Today, the Andersons are as much of a Dreamweavers fixture as ever. John Anderson helps build sets and repair the theater, among many other tasks, while Louise has been named “theater steward”—a job she describes as “a cross between a sergeant-at-arms and a den mother,” looking after all of Dreamweavers’ volunteer staff and selecting the season’s plays.
The couple have been married for 35 years, but their performance careers go back even longer: While still a student at Napa High School, Louise sang in the popular “Gatewatchers” vocal trio; John was a drummer, living in Illinois, who decided to move west and attend Napa Valley College with a friend named Dean.
Dean and Louise, both vocal-music majors at the college, began dating and performing in a band together; John became their drummer, and when Dean went home for the summer — well, as Louise put it, “it was a very bad move on his part.”
John stayed in Napa, and the couple married in 1973.
Over the years, as Dreamweavers was taking shape, Louise stopped working for the school district and got more involved in her husband’s car-racing activities — John is a second-generation racer who regularly placed in the top five at tracks like Laguna Seca and Sears Point.
“We wound up in the race-car business,” she recalled. They repaired and sold Sport Renault and Shelby Can-Am vehicles in the 1990s.

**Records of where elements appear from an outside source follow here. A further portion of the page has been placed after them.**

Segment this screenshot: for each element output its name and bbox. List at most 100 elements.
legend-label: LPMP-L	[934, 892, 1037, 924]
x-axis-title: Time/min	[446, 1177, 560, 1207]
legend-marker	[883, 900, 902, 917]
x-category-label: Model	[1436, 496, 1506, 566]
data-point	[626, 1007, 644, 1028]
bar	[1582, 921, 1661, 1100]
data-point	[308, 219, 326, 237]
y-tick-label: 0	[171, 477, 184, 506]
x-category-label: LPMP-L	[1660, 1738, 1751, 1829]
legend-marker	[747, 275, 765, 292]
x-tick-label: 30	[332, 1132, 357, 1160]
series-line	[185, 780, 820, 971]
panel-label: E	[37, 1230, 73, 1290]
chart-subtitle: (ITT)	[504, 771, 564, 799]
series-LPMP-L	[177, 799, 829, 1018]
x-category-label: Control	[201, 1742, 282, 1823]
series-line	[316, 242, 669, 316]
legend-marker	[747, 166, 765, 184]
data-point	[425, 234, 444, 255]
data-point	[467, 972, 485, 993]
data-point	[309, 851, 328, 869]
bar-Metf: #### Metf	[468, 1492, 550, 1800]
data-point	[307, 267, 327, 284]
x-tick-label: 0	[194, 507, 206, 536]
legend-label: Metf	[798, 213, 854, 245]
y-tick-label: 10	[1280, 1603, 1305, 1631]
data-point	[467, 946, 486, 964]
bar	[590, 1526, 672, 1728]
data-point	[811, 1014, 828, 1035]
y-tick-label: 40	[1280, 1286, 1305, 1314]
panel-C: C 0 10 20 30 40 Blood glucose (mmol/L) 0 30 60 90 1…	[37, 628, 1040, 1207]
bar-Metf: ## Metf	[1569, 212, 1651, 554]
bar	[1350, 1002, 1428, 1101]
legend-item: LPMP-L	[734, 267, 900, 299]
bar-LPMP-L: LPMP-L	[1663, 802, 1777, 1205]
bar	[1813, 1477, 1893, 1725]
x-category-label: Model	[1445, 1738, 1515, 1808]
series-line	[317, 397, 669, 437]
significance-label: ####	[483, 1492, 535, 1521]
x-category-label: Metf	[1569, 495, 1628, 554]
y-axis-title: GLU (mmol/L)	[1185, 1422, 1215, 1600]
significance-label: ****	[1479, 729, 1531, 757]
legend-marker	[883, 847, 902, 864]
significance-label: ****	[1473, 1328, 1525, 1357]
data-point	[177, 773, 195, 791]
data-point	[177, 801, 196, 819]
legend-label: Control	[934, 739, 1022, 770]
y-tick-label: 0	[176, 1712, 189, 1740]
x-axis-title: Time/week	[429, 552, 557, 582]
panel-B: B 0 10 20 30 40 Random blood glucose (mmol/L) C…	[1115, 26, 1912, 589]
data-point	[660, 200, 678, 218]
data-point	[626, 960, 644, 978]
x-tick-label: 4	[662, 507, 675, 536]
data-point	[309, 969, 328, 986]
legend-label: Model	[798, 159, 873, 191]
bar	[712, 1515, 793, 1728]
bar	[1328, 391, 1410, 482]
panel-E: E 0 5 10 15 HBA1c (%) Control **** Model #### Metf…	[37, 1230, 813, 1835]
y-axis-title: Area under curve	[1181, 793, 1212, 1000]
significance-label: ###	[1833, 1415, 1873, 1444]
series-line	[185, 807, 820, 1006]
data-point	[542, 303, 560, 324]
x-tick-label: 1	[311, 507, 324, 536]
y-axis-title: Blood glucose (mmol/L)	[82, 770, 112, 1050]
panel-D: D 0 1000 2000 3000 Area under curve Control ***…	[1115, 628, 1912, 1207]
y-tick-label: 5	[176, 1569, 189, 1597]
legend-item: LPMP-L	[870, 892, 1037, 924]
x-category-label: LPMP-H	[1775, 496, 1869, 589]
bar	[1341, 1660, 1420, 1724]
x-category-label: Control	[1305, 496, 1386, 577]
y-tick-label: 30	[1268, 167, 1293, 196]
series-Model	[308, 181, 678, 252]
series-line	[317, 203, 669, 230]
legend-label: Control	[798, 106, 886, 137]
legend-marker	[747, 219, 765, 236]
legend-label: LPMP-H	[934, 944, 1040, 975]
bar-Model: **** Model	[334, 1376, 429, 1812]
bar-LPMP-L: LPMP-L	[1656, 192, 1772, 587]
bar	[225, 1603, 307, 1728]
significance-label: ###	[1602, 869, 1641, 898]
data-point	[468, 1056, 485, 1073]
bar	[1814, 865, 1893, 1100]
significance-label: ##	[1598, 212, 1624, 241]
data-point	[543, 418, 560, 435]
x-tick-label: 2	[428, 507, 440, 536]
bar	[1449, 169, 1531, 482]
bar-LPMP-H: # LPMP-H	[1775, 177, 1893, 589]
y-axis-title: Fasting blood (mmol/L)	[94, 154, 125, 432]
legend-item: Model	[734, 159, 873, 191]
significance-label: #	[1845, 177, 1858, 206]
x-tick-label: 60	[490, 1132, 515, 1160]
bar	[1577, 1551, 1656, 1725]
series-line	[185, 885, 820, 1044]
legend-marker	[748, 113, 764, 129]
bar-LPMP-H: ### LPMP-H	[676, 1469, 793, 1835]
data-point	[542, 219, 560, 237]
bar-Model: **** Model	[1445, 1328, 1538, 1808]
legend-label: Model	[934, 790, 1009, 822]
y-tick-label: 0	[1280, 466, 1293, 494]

But it was in Leonardtown, Maryland that Louise discovered, almost entirely by chance, that her real vocation lay in theater production. The TheatriText troupe at the College of Southern Maryland needed an artistic director; she stepped in, and found both success and satisfaction beyond what she’d known as a performer.
“What was fun for me was the backstage work and the planning,” she explained.
Right now, the Andersons are helping plan a Dreamweavers open house and costume sale, complete with refreshments, for Oct. 12 (see accompanying article).
No reservations are needed to attend the open house at the recently refurbished theater; it’s a good opportunity to get acquainted with the troupe, which regularly wins the North Bay Bohemian readers poll of best regional community theater groups.
You can even say hello to the couple who helped start it all, 30 years ago.